I will bite the bullet... doesn't the question say the coefficient of friction without the cloth (i.e. glass on table) is 0.5?

 

[Leo Liu]

It is the longest time because the cloth can be pulled out arbitrarily quickly so that negligible impulse is imparted to the glass, causing it to come to rest well before the end of the table.

Oh this makes sense. So we only pull the tablecloth during the first half of the journey. After the external force is removed, the friction changes its direction. Thanks James!

Surely it is the second equation that does appear in the given solution?

Meh. It's another typo .

 

[TSny]

Did they forget to add the distance traveled during the acceleration phase?

They let $s_0$ represent the distance traveled during just the deceleration phase. But they took this distance to be 6".

 

[hutchphd]

I will bite the bullet... doesn't the question say the coefficient of friction without the cloth (i.e. glass on table) is 0.5?
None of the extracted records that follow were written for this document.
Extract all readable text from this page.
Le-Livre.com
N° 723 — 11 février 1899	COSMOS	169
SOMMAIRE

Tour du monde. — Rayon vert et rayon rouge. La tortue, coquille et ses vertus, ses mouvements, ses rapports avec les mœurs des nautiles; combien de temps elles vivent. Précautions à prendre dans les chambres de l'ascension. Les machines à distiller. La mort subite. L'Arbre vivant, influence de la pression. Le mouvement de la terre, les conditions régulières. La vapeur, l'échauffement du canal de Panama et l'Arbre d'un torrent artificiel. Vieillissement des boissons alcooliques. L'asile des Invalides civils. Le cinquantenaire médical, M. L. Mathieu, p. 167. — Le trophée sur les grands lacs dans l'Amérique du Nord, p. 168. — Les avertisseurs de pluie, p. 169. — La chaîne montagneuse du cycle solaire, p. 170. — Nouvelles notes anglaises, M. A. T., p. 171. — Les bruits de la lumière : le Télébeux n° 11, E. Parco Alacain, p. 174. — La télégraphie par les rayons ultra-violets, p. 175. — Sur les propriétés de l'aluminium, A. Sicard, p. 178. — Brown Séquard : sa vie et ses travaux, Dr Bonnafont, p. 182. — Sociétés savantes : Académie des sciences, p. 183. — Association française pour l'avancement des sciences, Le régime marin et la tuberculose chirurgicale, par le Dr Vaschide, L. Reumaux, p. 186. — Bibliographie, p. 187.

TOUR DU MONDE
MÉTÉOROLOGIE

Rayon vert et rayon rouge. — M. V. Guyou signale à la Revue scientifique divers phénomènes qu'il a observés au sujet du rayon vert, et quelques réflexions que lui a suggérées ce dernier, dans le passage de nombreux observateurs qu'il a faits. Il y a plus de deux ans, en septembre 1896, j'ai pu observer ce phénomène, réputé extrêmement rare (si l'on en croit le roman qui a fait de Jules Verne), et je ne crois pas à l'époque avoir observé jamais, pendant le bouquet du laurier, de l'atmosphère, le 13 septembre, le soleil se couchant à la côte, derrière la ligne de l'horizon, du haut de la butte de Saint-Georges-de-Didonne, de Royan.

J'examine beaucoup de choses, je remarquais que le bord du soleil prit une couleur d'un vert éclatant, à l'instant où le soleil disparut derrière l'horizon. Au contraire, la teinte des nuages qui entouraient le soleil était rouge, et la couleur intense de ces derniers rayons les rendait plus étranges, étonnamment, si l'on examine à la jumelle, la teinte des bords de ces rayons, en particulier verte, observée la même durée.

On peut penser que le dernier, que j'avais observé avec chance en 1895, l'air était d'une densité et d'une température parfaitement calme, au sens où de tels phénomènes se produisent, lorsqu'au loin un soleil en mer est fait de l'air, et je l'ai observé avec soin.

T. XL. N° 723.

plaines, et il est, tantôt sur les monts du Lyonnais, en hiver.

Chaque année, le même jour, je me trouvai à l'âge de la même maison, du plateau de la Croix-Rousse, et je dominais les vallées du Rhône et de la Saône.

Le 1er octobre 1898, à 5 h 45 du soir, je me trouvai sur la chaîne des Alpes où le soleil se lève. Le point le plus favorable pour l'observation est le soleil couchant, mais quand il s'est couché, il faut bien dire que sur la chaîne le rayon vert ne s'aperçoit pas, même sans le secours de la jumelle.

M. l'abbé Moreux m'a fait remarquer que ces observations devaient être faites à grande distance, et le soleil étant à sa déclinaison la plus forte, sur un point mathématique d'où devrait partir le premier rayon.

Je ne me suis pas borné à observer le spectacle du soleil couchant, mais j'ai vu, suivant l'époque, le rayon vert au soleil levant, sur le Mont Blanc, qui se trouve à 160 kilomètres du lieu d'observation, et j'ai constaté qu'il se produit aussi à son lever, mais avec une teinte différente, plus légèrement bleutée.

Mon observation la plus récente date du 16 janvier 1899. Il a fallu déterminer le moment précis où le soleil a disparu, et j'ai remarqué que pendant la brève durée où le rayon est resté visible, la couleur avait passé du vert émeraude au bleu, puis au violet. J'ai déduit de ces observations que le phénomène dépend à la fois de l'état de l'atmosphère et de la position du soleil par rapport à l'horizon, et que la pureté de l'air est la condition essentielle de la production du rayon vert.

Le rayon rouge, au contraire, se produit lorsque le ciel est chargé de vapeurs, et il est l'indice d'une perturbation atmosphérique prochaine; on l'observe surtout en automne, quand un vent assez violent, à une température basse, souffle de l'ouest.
Oops. You are indeed correct. Doesn't that make the published answer incorrect by 2?)

 

[etotheipi]

They let $s_0$ represent the distance traveled during just the deceleration phase. But they took this distance to be 6".

Oops. You are indeed correct. Doesn't that make the published answer incorrect by 2?)

Yeah, they should have $s = \mu g T^2 = 6\text{in}$

 

[haruspex]

Oops. You are indeed correct. Doesn't that make the published answer incorrect by 2?)

Reading the official solution, it looks like they left out the distance covered while being accelerated by the cloth.
It makes the the answer too much by a factor √2.